### Intro

The aim of the this notebook (and the 04_benchmark_integration) is to test the integration comparing non-integrated PC, scANVI embedding and PC obtained from scANVI normalized expression matrix.

Here, we will generate an adata object including three embedded space as explained above.

For each embedding we will use the same number of dimension (30)

In [1]:
import scanpy as sc

import pandas as pd
import numpy as np

import scvi

from pyprojroot import here
from glob import glob
import os

### Loading raw non-integrated object

This object was integrated using scANVI

In [2]:
adata = sc.read_h5ad(here("03_downstream_analysis/02_gene_universe_definition/results/04_MAIN_geneUniverse_noRBCnPlatelets.h5ad"))

In [3]:
adata.obs['binned_age'] = adata.obs['binned_age'].astype(str)

### Loading scANVI model

In [4]:
scanvi_model = scvi.model.SCANVI.load(here('03_downstream_analysis/04_integration_with_annotation/results/scANVI_model_fineTuned_lowLR_noRBCnPlat'), 
                                      adata=adata) 

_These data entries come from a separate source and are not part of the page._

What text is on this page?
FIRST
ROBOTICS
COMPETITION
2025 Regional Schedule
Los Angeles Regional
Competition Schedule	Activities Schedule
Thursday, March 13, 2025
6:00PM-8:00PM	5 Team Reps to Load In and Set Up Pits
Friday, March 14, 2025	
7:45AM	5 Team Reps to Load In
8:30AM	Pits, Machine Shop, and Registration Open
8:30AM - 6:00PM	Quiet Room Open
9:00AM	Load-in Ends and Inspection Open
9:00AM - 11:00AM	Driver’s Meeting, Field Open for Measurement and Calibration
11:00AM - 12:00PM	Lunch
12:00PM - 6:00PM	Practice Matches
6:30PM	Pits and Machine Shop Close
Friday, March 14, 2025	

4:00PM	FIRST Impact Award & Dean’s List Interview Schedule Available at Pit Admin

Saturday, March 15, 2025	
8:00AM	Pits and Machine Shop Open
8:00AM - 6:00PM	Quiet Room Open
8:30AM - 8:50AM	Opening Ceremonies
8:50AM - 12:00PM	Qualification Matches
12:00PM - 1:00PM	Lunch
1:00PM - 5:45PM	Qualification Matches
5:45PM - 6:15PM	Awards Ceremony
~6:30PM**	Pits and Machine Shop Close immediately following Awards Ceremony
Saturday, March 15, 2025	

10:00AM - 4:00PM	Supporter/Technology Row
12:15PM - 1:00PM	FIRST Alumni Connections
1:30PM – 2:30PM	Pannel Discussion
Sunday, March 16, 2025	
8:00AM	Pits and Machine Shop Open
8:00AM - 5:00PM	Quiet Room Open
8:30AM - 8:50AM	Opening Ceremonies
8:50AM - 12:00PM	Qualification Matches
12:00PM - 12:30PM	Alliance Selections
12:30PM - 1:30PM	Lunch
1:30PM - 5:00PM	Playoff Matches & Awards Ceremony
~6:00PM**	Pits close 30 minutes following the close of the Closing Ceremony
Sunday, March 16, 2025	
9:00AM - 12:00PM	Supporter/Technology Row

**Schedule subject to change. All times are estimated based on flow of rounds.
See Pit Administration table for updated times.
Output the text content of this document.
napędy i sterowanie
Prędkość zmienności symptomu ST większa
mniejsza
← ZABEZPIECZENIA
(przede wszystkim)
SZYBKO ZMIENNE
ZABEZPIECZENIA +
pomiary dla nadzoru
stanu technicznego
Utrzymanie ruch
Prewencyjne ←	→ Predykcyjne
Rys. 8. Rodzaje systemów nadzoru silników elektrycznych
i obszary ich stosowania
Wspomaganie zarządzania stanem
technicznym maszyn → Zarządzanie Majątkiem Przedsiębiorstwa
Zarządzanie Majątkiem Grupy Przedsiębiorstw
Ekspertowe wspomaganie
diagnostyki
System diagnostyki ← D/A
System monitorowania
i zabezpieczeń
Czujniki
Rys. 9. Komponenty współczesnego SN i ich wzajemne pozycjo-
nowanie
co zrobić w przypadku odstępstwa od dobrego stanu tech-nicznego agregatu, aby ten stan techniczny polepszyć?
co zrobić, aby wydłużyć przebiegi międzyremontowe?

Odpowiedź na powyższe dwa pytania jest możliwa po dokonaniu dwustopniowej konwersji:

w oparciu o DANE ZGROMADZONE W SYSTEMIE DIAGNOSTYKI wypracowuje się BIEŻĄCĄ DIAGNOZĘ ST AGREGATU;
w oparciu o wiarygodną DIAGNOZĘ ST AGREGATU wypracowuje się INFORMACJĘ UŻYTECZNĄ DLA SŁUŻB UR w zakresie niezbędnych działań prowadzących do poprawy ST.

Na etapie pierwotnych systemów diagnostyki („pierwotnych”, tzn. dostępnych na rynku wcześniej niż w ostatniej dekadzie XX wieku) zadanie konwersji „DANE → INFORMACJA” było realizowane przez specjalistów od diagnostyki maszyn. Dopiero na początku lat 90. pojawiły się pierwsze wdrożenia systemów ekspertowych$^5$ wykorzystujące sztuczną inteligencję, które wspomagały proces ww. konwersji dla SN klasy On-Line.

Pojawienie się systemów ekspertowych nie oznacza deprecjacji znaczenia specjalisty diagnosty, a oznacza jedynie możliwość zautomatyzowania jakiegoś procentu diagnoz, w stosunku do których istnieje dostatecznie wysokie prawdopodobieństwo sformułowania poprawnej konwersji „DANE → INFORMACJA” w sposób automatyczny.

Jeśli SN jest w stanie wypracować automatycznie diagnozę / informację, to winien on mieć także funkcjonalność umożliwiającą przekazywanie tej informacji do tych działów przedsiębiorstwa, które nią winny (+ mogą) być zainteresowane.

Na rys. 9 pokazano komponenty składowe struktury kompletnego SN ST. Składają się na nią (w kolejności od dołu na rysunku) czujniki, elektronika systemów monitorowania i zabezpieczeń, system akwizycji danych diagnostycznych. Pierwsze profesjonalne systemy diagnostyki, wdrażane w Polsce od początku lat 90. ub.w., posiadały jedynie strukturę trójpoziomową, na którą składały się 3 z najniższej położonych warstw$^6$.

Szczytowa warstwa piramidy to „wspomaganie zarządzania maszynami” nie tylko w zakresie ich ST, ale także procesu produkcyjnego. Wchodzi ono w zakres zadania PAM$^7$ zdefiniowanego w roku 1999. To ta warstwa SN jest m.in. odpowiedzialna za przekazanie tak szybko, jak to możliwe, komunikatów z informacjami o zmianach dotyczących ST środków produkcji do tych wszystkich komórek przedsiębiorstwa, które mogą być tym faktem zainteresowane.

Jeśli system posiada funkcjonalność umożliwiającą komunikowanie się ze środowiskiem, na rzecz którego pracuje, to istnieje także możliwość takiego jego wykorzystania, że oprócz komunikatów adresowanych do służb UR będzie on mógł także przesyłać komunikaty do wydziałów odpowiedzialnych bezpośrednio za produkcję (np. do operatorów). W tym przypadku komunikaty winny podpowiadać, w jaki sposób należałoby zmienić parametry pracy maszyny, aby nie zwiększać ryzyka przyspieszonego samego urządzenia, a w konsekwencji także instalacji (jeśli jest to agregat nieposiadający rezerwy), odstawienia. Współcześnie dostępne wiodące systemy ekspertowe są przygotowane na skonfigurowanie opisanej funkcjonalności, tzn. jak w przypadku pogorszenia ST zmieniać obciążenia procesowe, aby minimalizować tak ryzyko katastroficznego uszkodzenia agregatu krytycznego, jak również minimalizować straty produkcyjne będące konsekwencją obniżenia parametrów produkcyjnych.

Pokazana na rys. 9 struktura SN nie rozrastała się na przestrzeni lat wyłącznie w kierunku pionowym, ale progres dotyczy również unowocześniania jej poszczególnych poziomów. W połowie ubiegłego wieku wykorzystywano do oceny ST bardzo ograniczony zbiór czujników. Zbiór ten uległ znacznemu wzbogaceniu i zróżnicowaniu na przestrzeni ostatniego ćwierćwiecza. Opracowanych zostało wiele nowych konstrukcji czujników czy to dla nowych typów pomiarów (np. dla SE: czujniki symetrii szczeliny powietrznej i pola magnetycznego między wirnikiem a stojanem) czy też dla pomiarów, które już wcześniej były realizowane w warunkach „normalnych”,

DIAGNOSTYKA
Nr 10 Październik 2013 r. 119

/scratch_isilon/groups/singlecell/shared/conda_env/scvi-v112/lib/python3.9/site-packages/lightning/fabric/plugins/environments/slurm.py:191: The `srun` command is available on your system but is not used. HINT: If your intention is to run Lightning on SLURM, prepend your python command with `srun` like so: srun python3.9 /scratch_isilon/groups/singlecell/shared/conda_en ...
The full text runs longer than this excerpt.